Professional depositaries of assets other than financial instruments may only be used by AIFs that have no redemption rights for a period of five years from the date of the initial investments, and either do not invest in financial instruments that must be held in custody in accordance with the AIFM Law (typically real estate funds) or invest in issuers or non-listed companies in order to potentially acquire control over such companies under the AIFM Law (typically private equity and venture capital funds).

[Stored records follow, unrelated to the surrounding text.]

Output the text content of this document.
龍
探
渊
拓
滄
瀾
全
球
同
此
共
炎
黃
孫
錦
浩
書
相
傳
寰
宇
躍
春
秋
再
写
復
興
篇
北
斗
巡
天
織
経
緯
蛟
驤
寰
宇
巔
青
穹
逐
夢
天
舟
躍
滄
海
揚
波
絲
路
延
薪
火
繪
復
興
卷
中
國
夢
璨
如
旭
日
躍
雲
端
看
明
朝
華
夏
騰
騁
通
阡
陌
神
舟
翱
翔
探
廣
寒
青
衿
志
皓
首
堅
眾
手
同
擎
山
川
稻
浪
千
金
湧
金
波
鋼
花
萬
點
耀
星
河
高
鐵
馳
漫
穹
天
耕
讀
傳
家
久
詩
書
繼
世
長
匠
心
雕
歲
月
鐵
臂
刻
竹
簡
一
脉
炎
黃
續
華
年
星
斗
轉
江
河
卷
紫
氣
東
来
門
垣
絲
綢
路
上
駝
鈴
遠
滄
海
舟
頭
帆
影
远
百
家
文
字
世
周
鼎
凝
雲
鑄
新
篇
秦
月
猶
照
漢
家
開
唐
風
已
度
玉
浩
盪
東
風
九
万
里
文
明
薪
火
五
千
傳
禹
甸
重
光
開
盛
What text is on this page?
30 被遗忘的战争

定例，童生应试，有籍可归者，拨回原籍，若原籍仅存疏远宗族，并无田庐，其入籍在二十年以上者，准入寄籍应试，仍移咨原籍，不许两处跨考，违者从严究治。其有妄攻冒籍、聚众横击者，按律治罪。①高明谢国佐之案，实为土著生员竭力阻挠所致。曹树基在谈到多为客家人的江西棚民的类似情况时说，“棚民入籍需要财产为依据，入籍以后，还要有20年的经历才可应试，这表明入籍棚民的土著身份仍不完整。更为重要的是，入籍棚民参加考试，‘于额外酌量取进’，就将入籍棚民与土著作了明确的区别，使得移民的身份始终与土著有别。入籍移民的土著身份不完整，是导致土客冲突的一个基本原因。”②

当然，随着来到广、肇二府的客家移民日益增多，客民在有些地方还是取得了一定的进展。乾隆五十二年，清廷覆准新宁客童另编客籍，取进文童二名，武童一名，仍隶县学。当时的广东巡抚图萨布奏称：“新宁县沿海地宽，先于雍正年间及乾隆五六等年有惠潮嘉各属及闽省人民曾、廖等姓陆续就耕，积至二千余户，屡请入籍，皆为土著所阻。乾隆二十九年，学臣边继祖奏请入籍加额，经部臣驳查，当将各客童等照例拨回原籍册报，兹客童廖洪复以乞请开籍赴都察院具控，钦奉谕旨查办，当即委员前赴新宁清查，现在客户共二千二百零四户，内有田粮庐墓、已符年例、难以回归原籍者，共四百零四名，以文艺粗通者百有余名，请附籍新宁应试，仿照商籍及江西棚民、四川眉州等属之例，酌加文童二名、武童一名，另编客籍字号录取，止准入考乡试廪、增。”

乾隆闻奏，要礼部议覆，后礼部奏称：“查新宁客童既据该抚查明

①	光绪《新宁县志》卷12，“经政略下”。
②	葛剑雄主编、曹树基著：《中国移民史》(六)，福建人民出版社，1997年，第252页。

v MarketingPre-marketing in Luxembourg
New premarketing rules under Directive (EU) 2019/1160 (CBDD) and Regulation (EU) 2019/1156 (CBDR) apply in Luxembourg since August 2021. Under the new rules, EEA AIFMs that engage in pre-marketing in Luxembourg must notify their home Member State national competent authority (NCA) in the two weeks from commencing premarketing through an informal letter. The NCA will then notify the CSSF. Activities beyond the scope of pre-marketing are considered as marketing and require a marketing notification under Articles 31 and 32 of the AIFM Directive. The CSSF has extended the same rules to non-EU AIFMs pre-marketing AIFs in Luxembourg.
Besides defining pre-marketing, the CBDD and CBDR introduce harmonised requirements for marketing materials and rules for ‘de-notification’. These apply to both UCITS and AIFs.
Marketing of foreign UCITS and AIFs in Luxembourg
Foreign UCITS or AIFMs marketing AIFs to retail investors are no longer required to provide local facilities and appoint local agents in Luxembourg. The IFMs of investment funds marketed to retail investors may now provide facilities for subscriptions, redemptions, and payments and information to investors electronically or by other distance communications.
Foreign AIFs may only be marketed to retail investors in Luxembourg if they apply for marketing authorisation to the CSSF and comply with the rules laid down in CSSF Regulation 15-03.
Marketing of other UCIsForeign closed-ended UCIs
Where a closed-end foreign UCI that does not qualify as an AIF is offered to the public in Luxembourg, a prospectus must be published in compliance with Regulation 2017/1129/EU on the prospectus to be published when securities are offered to the public or admitted to trading on a regulated market (Prospectus Regulation) and the Law of 16 July 2019 on prospectuses for securities (Prospectus Law).
Foreign UCIs other than the closed-end type
Foreign open-ended UCIs (other than UCITS) must, before engaging in marketing to retail investors in Luxembourg, be authorised by the CSSF under CSSF Regulation 20-10:
- the foreign UCI must apply for a marketing authorisation request and provide the required documents and information;
- subscription and redemption prices must be determined at least once a month; and
- the foreign UCI’s assets must be sufficiently diversified.